Kathy O'Connell laughs while speaking with Gwendolyn DuBois Shaw while they sit in front of microphones in the radio recording studion.
O’Connell created Kids Corner at WXPN in 1988, based on a show she previously hosted in New York City. 

“When you combine ‘Kids Corner's’ unique service to kids and families with its longevity, it’s undeniable that Kathy O’Connell is a University treasure,” says Roger LaMay, WXPN general manager. 

Although Shaw’s segment is taped, “Kids Corner”, which airs from 7 to 8 p.m., Monday through Thursday, offers several live call-in segments each month. “It’s about giving kids an opportunity to have an hour of radio for themselves so they can share whatever they want, knowing that their opinion matters,” Drake says. “It’s a combination of education and entertainment where kids can learn without realizing they’re learning.” 

Looking forward and up

Derrick Pitts, chief astronomer at the Fels Planetarium at the Franklin Institute, has been a regular since “Kids Corner” started with a monthly “space chat” about astronomy and the exploration of deep space. “The kids are really fascinated,” Drake says. 

“The fact is that Derrick and kids can have a very equal conversation about space,” says O’Connell. “And it’s very much the same when Gwendolyn is here, I just kind of sit back and let people who know what they’re doing and know what they’re talking about talk about it.” 

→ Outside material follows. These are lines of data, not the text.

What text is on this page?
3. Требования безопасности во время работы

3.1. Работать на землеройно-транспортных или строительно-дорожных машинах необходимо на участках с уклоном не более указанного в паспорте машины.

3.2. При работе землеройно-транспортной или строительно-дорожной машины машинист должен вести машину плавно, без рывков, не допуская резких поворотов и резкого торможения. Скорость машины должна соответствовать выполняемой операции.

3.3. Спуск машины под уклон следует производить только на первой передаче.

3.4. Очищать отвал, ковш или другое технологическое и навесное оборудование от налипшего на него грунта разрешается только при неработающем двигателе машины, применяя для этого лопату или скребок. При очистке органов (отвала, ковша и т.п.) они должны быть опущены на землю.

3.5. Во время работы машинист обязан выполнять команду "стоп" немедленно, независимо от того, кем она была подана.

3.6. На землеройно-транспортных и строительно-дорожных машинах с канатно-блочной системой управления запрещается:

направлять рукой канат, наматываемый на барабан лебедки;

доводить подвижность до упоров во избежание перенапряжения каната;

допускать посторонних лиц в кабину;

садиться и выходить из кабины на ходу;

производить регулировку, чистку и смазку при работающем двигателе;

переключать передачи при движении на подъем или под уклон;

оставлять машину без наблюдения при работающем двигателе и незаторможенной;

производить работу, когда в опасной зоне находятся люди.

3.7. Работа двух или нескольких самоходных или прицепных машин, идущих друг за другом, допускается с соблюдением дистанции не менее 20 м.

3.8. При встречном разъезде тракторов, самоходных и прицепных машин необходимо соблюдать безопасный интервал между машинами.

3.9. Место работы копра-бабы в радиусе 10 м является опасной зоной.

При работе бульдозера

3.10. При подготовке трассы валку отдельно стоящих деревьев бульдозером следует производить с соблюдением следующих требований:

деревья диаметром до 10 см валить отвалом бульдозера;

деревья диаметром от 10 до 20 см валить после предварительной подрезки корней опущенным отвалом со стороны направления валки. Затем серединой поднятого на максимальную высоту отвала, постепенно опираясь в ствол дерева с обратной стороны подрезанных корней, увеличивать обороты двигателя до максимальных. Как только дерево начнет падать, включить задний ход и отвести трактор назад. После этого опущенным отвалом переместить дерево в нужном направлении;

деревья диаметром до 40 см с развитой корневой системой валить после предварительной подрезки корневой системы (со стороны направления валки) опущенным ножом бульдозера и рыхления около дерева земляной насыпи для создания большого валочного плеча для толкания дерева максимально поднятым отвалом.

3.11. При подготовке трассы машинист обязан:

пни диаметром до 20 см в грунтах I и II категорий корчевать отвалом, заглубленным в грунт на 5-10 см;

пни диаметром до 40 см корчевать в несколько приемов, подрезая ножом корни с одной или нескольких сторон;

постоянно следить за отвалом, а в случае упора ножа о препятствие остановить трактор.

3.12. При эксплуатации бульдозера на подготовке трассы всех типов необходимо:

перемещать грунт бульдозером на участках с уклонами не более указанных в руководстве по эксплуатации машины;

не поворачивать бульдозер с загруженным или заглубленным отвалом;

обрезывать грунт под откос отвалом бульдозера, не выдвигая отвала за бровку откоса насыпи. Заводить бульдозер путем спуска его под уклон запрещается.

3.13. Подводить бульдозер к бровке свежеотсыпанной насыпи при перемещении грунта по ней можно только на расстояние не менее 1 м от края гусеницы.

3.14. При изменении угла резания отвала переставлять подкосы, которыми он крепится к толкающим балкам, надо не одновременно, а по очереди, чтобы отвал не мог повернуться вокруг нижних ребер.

In the spring, ”Kids Corner” is planning to collaborate with Pitts, Shaw, and the Franklin Institute to examine photographs taken by NASA telescopes that are now art pieces. “We want to beam them up onto the planetarium dome and have Gwendolyn and Derrick there with an audience, talking not only about the space behind it, the science behind it, but also what to look for in these works of art,” Drake says. “I think that’s something kids would really get into.” 

And they plan to continue Shaw’s art segment on “Kids Corner.” “There are always going to be birthdays and different forms of art,” O’Connell says. “And when you can show a kid that there is a place, an actual building, where they can go to see this? It’s just a whole world that we get to talk about.”  

WXPN is the non-commercial, member-supported radio service of the University of Pennsylvania.